И тут голос переменился. Был нежный девичий голосок – и вдруг стал мужской, энергичный и деловитый. Будто трубку взял совсем другой человек. И однако, как это ни дико, я почему-то не сомневался, что собеседник у меня все тот же, переменился только голос.
– Насколько мы понимаем, – сказал этот новый голос, – вы сейчас свободны и могли бы выполнить для нас кое-какую работу.
– Да, пожалуй, – сказал я. – Но в чем дело? Почему вы заговорили другим голосом? И вообще, кто это говорит?
Вопрос был преглупый: сомневался я там или не сомневался, а никто не может так внезапно и резко менять голос. Конечно же, со мной говорили два разных человека.
Но вопрос мой остался без ответа.
– Мы надеемся, что вы можете выступать от нашего имени, – продолжал голос. – Вас рекомендуют наилучшим образом.
– А в качестве кого я должен выступать?
– В качестве дипломата, – сказал голос. – Кажется, это самое точное определение.
– Но я не дипломат. Я этому не учился и не умею…
– Вы нас не поняли, мистер Картер. Совершенно не поняли. Видимо, нам следует кое-что разъяснить. Мы уже установили контакт со многими вашими земляками. И они оказывают нам различные услуги. Например, у нас есть чтецы…
– Чтецы?
– Именно. Те, кто для нас читает. Понимаете, они читают самые разнообразные тексты. Из разных областей. Британская энциклопедия, Оксфордский словарь, всевозможные учебники и руководства. Литература и история. Философия и экономика. И все это в высшей степени интересно.
– Но вы и сами можете все это прочитать. Зачем вам чтецы? Нужно только достать книги…
В трубке покорно вздохнули:
– Вы нас не поняли. Вы слишком спешите с выводами.
– Ну ладно, – сказал я. – Я вас не понял. Пусть так. Чего же вы от меня хотите? Имейте в виду, читаю я прескверно и безо всякого выражения.
– Мы хотим, чтобы вы выступали от нашего имени. Прежде всего мы хотели бы с вами побеседовать, услышать, как вы оцениваете положение, а затем можно было бы…
Он говорил, но я уже не слушал. Вдруг до меня дошло, что тут неладно. То есть, конечно, все время это было у меня перед глазами, но как-то не доходило до сознания. И без того на меня свалилось слишком много неожиданностей: невесть откуда опять взявшийся телефон, хотя телефон у меня только что сняли, и внезапно меняющиеся голоса в трубке, и этот дикий, непонятный разговор… Мысль моя лихорадочно работала и не успевала охватить все в целом.

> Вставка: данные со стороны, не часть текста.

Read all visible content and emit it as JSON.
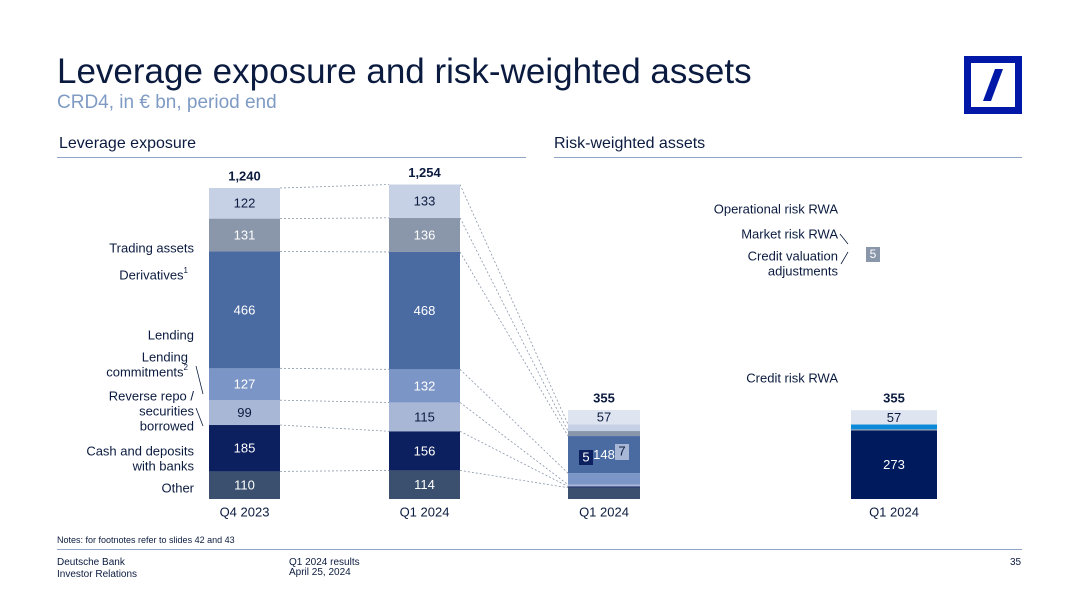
{
  "header": {
    "title": "Leverage exposure and risk-weighted assets",
    "subtitle": "CRD4, in € bn, period end"
  },
  "sections": {
    "leverage": "Leverage exposure",
    "rwa": "Risk-weighted assets"
  },
  "logo": {
    "name": "deutsche-bank-logo",
    "color": "#0018a8"
  },
  "notes": "Notes: for footnotes refer to slides 42 and 43",
  "footer": {
    "company": "Deutsche Bank",
    "department": "Investor Relations",
    "report": "Q1 2024 results",
    "date": "April 25, 2024",
    "page": "35"
  },
  "chart_data": [
    {
      "type": "bar",
      "stacked": true,
      "title": "Leverage exposure",
      "categories": [
        "Q4 2023",
        "Q1 2024"
      ],
      "totals": [
        "1,240",
        "1,254"
      ],
      "series": [
        {
          "name": "Other",
          "values": [
            110,
            114
          ],
          "color": "#3b506e",
          "text": "#ffffff"
        },
        {
          "name": "Cash and deposits with banks",
          "values": [
            185,
            156
          ],
          "color": "#0c1f5e",
          "text": "#ffffff"
        },
        {
          "name": "Reverse repo / securities borrowed",
          "values": [
            99,
            115
          ],
          "color": "#a9b7d6",
          "text": "#0b1b3f"
        },
        {
          "name": "Lending commitments",
          "superscript": "2",
          "values": [
            127,
            132
          ],
          "color": "#7b95c6",
          "text": "#ffffff"
        },
        {
          "name": "Lending",
          "values": [
            466,
            468
          ],
          "color": "#4a6aa2",
          "text": "#ffffff"
        },
        {
          "name": "Derivatives",
          "superscript": "1",
          "values": [
            131,
            136
          ],
          "color": "#8a97ab",
          "text": "#ffffff"
        },
        {
          "name": "Trading assets",
          "values": [
            122,
            133
          ],
          "color": "#c7d1e6",
          "text": "#0b1b3f"
        }
      ]
    },
    {
      "type": "bar",
      "stacked": true,
      "title": "Risk-weighted assets",
      "categories": [
        "Q1 2024"
      ],
      "totals": [
        "355"
      ],
      "series": [
        {
          "name": "Other",
          "values": [
            45
          ],
          "color": "#3b506e",
          "text": "#ffffff"
        },
        {
          "name": "Cash and deposits with banks",
          "values": [
            5
          ],
          "color": "#0c1f5e",
          "text": "#ffffff"
        },
        {
          "name": "Reverse repo / securities borrowed",
          "values": [
            7
          ],
          "color": "#a9b7d6",
          "text": "#0b1b3f"
        },
        {
          "name": "Lending commitments",
          "values": [
            46
          ],
          "color": "#7b95c6",
          "text": "#ffffff"
        },
        {
          "name": "Lending",
          "values": [
            148
          ],
          "color": "#4a6aa2",
          "text": "#ffffff"
        },
        {
          "name": "Derivatives",
          "values": [
            20
          ],
          "color": "#8a97ab",
          "text": "#ffffff"
        },
        {
          "name": "Trading assets",
          "values": [
            27
          ],
          "color": "#c7d1e6",
          "text": "#0b1b3f"
        },
        {
          "name": "Operational risk RWA",
          "values": [
            57
          ],
          "color": "#dfe4f1",
          "text": "#0b1b3f"
        }
      ]
    },
    {
      "type": "bar",
      "stacked": true,
      "title": "Risk-weighted assets",
      "categories": [
        "Q1 2024"
      ],
      "totals": [
        "355"
      ],
      "series": [
        {
          "name": "Credit risk RWA",
          "values": [
            273
          ],
          "color": "#001a5e",
          "text": "#ffffff"
        },
        {
          "name": "Credit valuation adjustments",
          "values": [
            5
          ],
          "color": "#8a97ab",
          "text": "#ffffff"
        },
        {
          "name": "Market risk RWA",
          "values": [
            19
          ],
          "color": "#0a8ad8",
          "text": "#ffffff"
        },
        {
          "name": "Operational risk RWA",
          "values": [
            57
          ],
          "color": "#dfe4f1",
          "text": "#0b1b3f"
        }
      ]
    }
  ]
}
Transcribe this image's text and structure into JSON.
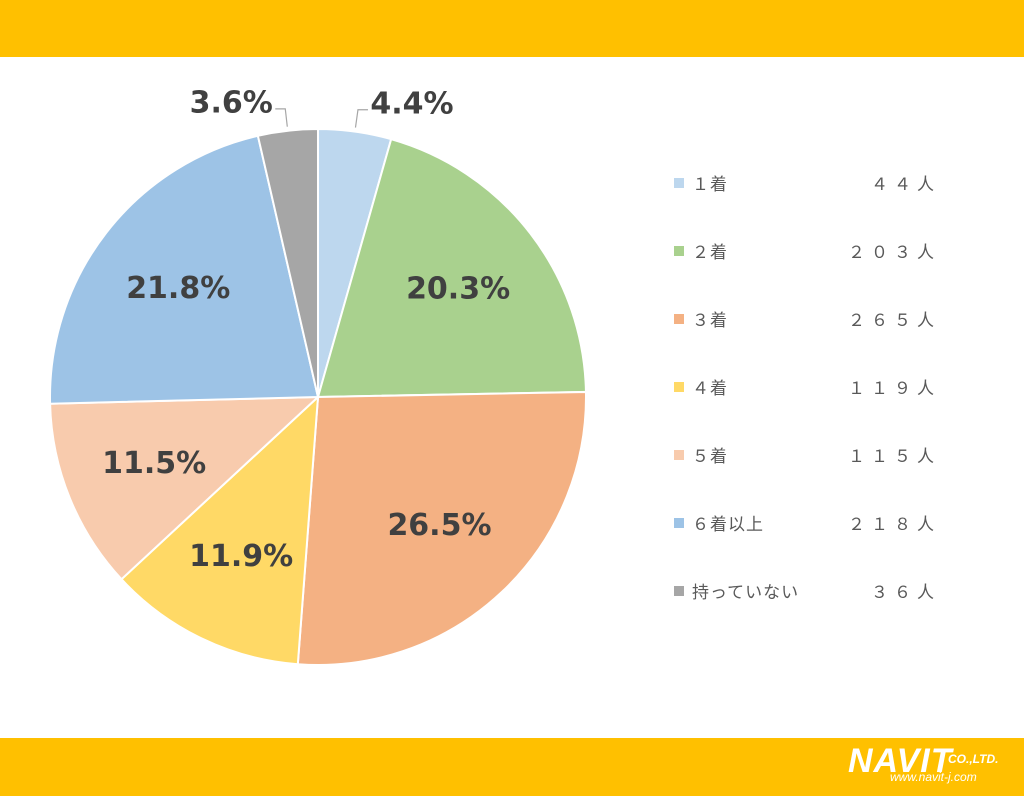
{
  "chart_data": {
    "type": "pie",
    "title": "",
    "slices": [
      {
        "label": "１着",
        "count": "４４人",
        "percent": 4.4,
        "percent_label": "4.4%",
        "color": "#BDD7EE"
      },
      {
        "label": "２着",
        "count": "２０３人",
        "percent": 20.3,
        "percent_label": "20.3%",
        "color": "#A9D18E"
      },
      {
        "label": "３着",
        "count": "２６５人",
        "percent": 26.5,
        "percent_label": "26.5%",
        "color": "#F4B183"
      },
      {
        "label": "４着",
        "count": "１１９人",
        "percent": 11.9,
        "percent_label": "11.9%",
        "color": "#FFD966"
      },
      {
        "label": "５着",
        "count": "１１５人",
        "percent": 11.5,
        "percent_label": "11.5%",
        "color": "#F8CBAD"
      },
      {
        "label": "６着以上",
        "count": "２１８人",
        "percent": 21.8,
        "percent_label": "21.8%",
        "color": "#9DC3E6"
      },
      {
        "label": "持っていない",
        "count": "３６人",
        "percent": 3.6,
        "percent_label": "3.6%",
        "color": "#A6A6A6"
      }
    ],
    "legend_position": "right",
    "start_angle": "12 o'clock, clockwise"
  },
  "brand": {
    "logo_text": "NAVIT",
    "company_suffix": "CO.,LTD.",
    "url": "www.navit-j.com",
    "band_color": "#FFC000"
  }
}
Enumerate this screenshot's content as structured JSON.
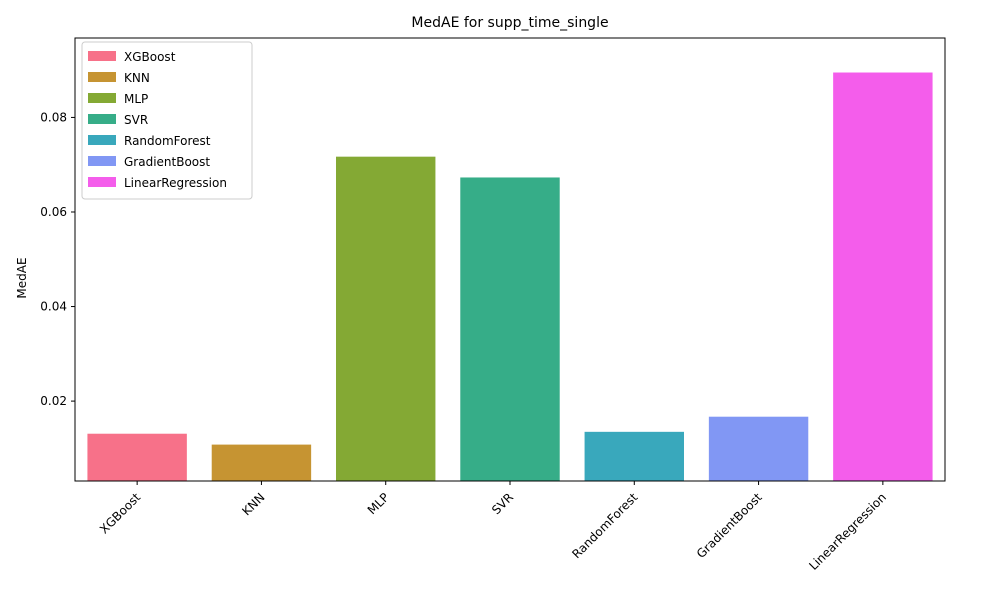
{
  "chart_data": {
    "type": "bar",
    "title": "MedAE for supp_time_single",
    "xlabel": "",
    "ylabel": "MedAE",
    "categories": [
      "XGBoost",
      "KNN",
      "MLP",
      "SVR",
      "RandomForest",
      "GradientBoost",
      "LinearRegression"
    ],
    "values": [
      0.0131,
      0.0108,
      0.0717,
      0.0673,
      0.0135,
      0.0167,
      0.0895
    ],
    "colors": [
      "#f77189",
      "#c69432",
      "#84a934",
      "#36ad88",
      "#39a8bc",
      "#8197f4",
      "#f45deb"
    ],
    "ylim": [
      0.0031,
      0.0968
    ],
    "yticks": [
      0.02,
      0.04,
      0.06,
      0.08
    ],
    "ytick_labels": [
      "0.02",
      "0.04",
      "0.06",
      "0.08"
    ],
    "grid": false,
    "legend_position": "top-left"
  }
}
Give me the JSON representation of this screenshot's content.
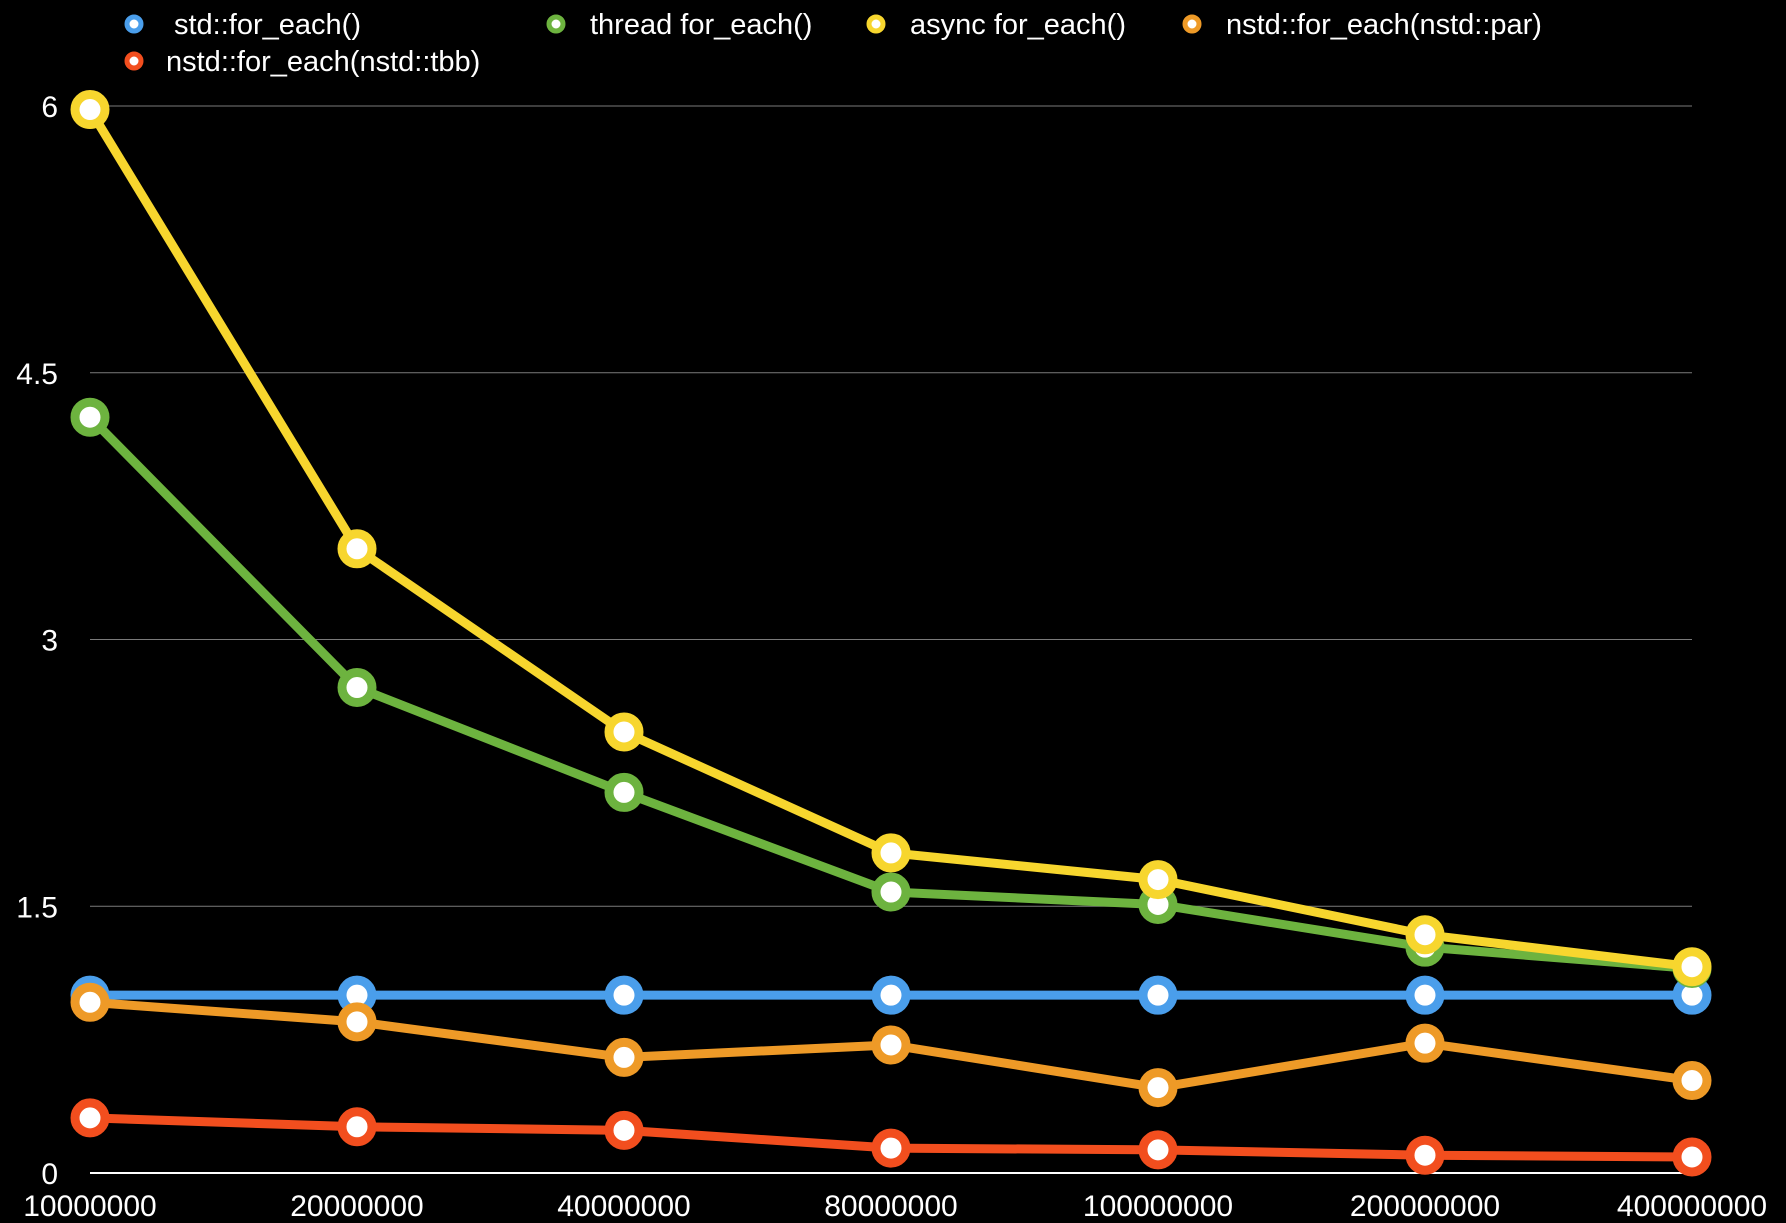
{
  "chart_data": {
    "type": "line",
    "categories": [
      "10000000",
      "20000000",
      "40000000",
      "80000000",
      "100000000",
      "200000000",
      "400000000"
    ],
    "ylim": [
      0,
      6
    ],
    "yticks": [
      "0",
      "1.5",
      "3",
      "4.5",
      "6"
    ],
    "ytick_values": [
      0,
      1.5,
      3,
      4.5,
      6
    ],
    "grid": true,
    "legend_position": "top",
    "background": "#000000",
    "series": [
      {
        "name": "std::for_each()",
        "color": "#4A9EEB",
        "values": [
          1.0,
          1.0,
          1.0,
          1.0,
          1.0,
          1.0,
          1.0
        ]
      },
      {
        "name": "thread for_each()",
        "color": "#6DB33F",
        "values": [
          4.25,
          2.73,
          2.14,
          1.58,
          1.51,
          1.27,
          1.15
        ]
      },
      {
        "name": "async for_each()",
        "color": "#F7D62E",
        "values": [
          5.98,
          3.51,
          2.48,
          1.8,
          1.65,
          1.34,
          1.16
        ]
      },
      {
        "name": "nstd::for_each(nstd::par)",
        "color": "#EE9A27",
        "values": [
          0.96,
          0.85,
          0.65,
          0.72,
          0.48,
          0.73,
          0.52
        ]
      },
      {
        "name": "nstd::for_each(nstd::tbb)",
        "color": "#F24E1E",
        "values": [
          0.31,
          0.26,
          0.24,
          0.14,
          0.13,
          0.1,
          0.09
        ]
      }
    ]
  }
}
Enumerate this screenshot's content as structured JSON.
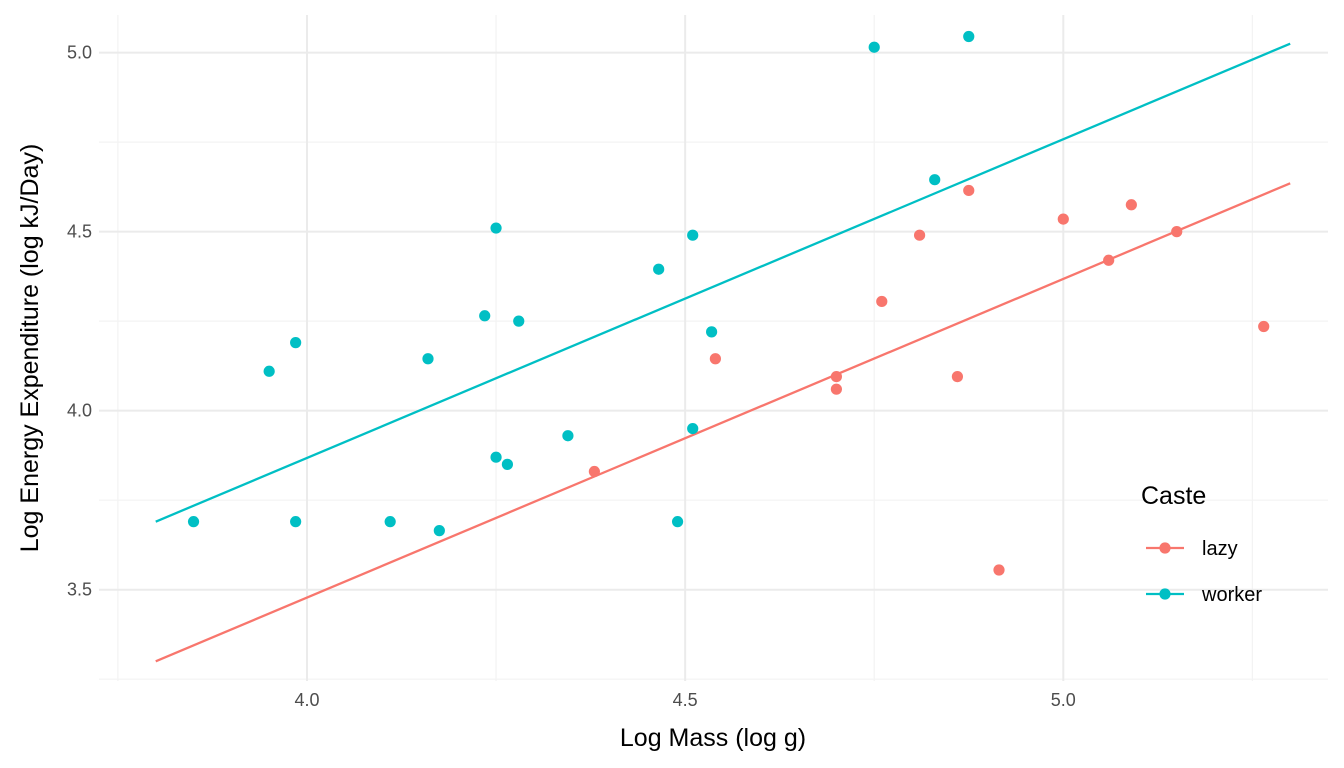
{
  "chart_data": {
    "type": "scatter",
    "title": "",
    "xlabel": "Log Mass (log g)",
    "ylabel": "Log Energy Expenditure (log kJ/Day)",
    "xlim": [
      3.725,
      5.35
    ],
    "ylim": [
      3.245,
      5.105
    ],
    "x_ticks": [
      4.0,
      4.5,
      5.0
    ],
    "x_tick_labels": [
      "4.0",
      "4.5",
      "5.0"
    ],
    "y_ticks": [
      3.5,
      4.0,
      4.5,
      5.0
    ],
    "y_tick_labels": [
      "3.5",
      "4.0",
      "4.5",
      "5.0"
    ],
    "grid": true,
    "legend": {
      "title": "Caste",
      "placement": "right-bottom",
      "entries": [
        "lazy",
        "worker"
      ]
    },
    "series": [
      {
        "name": "lazy",
        "color": "#F8766D",
        "points": [
          {
            "x": 4.38,
            "y": 3.83
          },
          {
            "x": 4.54,
            "y": 4.145
          },
          {
            "x": 4.7,
            "y": 4.095
          },
          {
            "x": 4.7,
            "y": 4.06
          },
          {
            "x": 4.76,
            "y": 4.305
          },
          {
            "x": 4.81,
            "y": 4.49
          },
          {
            "x": 4.86,
            "y": 4.095
          },
          {
            "x": 4.875,
            "y": 4.615
          },
          {
            "x": 4.915,
            "y": 3.555
          },
          {
            "x": 5.0,
            "y": 4.535
          },
          {
            "x": 5.06,
            "y": 4.42
          },
          {
            "x": 5.09,
            "y": 4.575
          },
          {
            "x": 5.15,
            "y": 4.5
          },
          {
            "x": 5.265,
            "y": 4.235
          }
        ],
        "fit": [
          {
            "x": 3.8,
            "y": 3.3
          },
          {
            "x": 5.3,
            "y": 4.635
          }
        ]
      },
      {
        "name": "worker",
        "color": "#00BFC4",
        "points": [
          {
            "x": 3.85,
            "y": 3.69
          },
          {
            "x": 3.95,
            "y": 4.11
          },
          {
            "x": 3.985,
            "y": 4.19
          },
          {
            "x": 3.985,
            "y": 3.69
          },
          {
            "x": 4.11,
            "y": 3.69
          },
          {
            "x": 4.16,
            "y": 4.145
          },
          {
            "x": 4.175,
            "y": 3.665
          },
          {
            "x": 4.235,
            "y": 4.265
          },
          {
            "x": 4.25,
            "y": 4.51
          },
          {
            "x": 4.25,
            "y": 3.87
          },
          {
            "x": 4.265,
            "y": 3.85
          },
          {
            "x": 4.28,
            "y": 4.25
          },
          {
            "x": 4.345,
            "y": 3.93
          },
          {
            "x": 4.465,
            "y": 4.395
          },
          {
            "x": 4.49,
            "y": 3.69
          },
          {
            "x": 4.51,
            "y": 4.49
          },
          {
            "x": 4.51,
            "y": 3.95
          },
          {
            "x": 4.535,
            "y": 4.22
          },
          {
            "x": 4.75,
            "y": 5.015
          },
          {
            "x": 4.83,
            "y": 4.645
          },
          {
            "x": 4.875,
            "y": 5.045
          }
        ],
        "fit": [
          {
            "x": 3.8,
            "y": 3.69
          },
          {
            "x": 5.3,
            "y": 5.025
          }
        ]
      }
    ]
  }
}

Но тут меня будто ударило – а ведь телефон какой-то не такой! – и я уже не разбирал слов, все слилось в невнятное жужжание. Аппарат совсем не тот, что стоял час назад у меня на столе. У него нет диска и нет провода, который соединял бы его с розеткой на стене.
– Что такое? – закричал я. – Кто это говорит? Откуда вы звоните?
Тут послышался новый голос, не поймешь, женский или мужской, не деловитый и не вкрадчиво-нежный, а странно безличный, словно бы чуточку насмешливый, но лишенный какой бы то ни было определенности.
– Напрасно вы так встревожились, мистер Картер, – произнес этот безличный голос. – Мы очень заботимся о тех, кто нам помогает. Мы умеем быть благодарными. Поверьте, мистер Картер, мы вам очень благодарны.
– За что?!
– Навестите Джералда Шервуда, – сказал безличный голос. – Мы побеседуем с ним о вас.
– Слушайте! – заорал я. – Я не понимаю, что происходит, но…
– Поговорите с Джералдом Шервудом, – повторил голос.
И телефон заглох. Как отрезало. Не было смутного гудения, не ощущалось, что где-то там по проводам идет ток. Все глухо и пусто.
– Эй! – кричал я. – Эй, кто там!
Никакого ответа.
Я отвел трубку от уха и, не выпуская ее из рук, мучительно шарил в памяти. Этот голос, что говорил последним… словно бы он мне знаком. Где-то, когда-то я его слышал. Но где? Когда? Не помню, хоть убей.
Я опустил трубку на рычаг и взял аппарат в руки. С виду самый обыкновенный телефон, но без диска, и ни признака проводов и контактов. Я осмотрел его со всех сторон – ни фабричной марки, ни имени фабриканта, ни адреса фирмы не оказалось.
Только сегодня Эд Адлер снял у меня телефон. Он перерезал провода, и, когда я уходил из конторы, он стоял тут, держа аппарат на весу.
Когда я, возвратясь, услыхал звонок и увидел на столе телефон, в голове у меня мелькнуло не слишком логичное, но самое простое объяснение: почему-то Эд не унес телефон и снова его подключил. Может быть, потому, что он мне друг; может, он готов ради меня не выполнить хозяйское распоряжение. Или, может, сам Престон передумал и решил дать мне небольшую отсрочку. А может быть, даже нашелся неведомый доброжелатель, который уплатил по счету, чтобы я не лишился телефона.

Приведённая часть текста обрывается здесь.